The Asian Long-horned beetle was first spotted in America three years ago when it hitched a ride on wood imported from China.
You may remember the gypsy moth or even Dutch elm disease. This has the potential to be much worse.
The Asian Long-horned beetle knows no predators, fears no pesticide.
In Chicago this week, Department Of Agriculture's bug detectives went on alert when beetles were spotted in three trees. Within a matter of minutes they had cut down and burned the bug-ridden trees. The blight is worrisome because this is a few miles from the Ravenswood neighborhood where the beetles surfaced last year. Ravenswood lost almost 900 trees.

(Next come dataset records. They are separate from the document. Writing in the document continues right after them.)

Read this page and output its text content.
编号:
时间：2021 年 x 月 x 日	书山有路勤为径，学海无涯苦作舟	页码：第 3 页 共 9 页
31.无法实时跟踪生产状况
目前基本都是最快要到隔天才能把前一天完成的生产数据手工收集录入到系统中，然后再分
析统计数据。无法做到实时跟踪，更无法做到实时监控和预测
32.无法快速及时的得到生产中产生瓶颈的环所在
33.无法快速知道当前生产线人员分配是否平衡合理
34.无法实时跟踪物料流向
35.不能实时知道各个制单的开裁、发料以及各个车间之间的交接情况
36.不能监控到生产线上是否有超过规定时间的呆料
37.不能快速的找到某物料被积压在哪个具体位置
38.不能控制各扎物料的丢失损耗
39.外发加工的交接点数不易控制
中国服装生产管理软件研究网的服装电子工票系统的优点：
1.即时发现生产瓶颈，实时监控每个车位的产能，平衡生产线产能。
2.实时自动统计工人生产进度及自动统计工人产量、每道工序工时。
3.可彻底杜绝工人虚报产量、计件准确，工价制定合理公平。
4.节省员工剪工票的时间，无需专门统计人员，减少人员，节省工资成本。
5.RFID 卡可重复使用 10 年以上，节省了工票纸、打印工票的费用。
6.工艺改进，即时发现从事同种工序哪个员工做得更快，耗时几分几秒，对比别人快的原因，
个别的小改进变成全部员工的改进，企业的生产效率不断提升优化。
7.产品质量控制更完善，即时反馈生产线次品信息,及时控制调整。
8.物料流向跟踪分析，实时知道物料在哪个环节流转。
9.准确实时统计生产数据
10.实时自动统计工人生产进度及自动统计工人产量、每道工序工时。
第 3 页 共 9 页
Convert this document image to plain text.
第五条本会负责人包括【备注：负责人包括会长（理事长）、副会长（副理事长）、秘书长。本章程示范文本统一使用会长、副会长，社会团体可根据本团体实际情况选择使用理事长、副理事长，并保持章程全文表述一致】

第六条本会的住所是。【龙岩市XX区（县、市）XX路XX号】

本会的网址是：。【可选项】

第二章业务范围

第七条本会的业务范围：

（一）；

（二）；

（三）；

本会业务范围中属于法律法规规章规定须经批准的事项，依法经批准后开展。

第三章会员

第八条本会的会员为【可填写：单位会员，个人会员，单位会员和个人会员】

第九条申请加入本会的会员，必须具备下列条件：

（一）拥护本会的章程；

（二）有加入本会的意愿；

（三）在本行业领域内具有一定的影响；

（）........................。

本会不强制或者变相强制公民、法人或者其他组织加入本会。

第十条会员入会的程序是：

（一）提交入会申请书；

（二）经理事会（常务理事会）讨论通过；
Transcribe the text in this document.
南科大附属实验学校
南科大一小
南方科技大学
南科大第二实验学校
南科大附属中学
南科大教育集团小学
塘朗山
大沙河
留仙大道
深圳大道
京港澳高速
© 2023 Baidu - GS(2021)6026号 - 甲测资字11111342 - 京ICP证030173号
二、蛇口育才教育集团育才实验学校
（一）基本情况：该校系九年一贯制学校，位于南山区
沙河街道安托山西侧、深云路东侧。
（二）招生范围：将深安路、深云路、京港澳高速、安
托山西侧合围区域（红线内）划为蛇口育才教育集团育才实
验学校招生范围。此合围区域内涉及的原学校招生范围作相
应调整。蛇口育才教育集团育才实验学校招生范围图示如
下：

"It happened in New York. And it happened to us here," said Joe Schafer, of the Department of Agriculture.
It was in New York that they first surfaced in 1996. Since then, they've leapfrogged from neighborhood to neighborhood. The city has spent millions and destroyed thousands of trees.
"The cost would be far greater if we didn't take this action," explains Henry Stern, New York City Parks Commissioner. "The entire maple forests of the northeastern United States could be wiped out."
The scale of this plague is now far too big for government inspectors to handle on their own. The only hope is public vigilance. And the only way to replace what is lost is to plant beetle-resistant trees and wait a few decades for them to grow.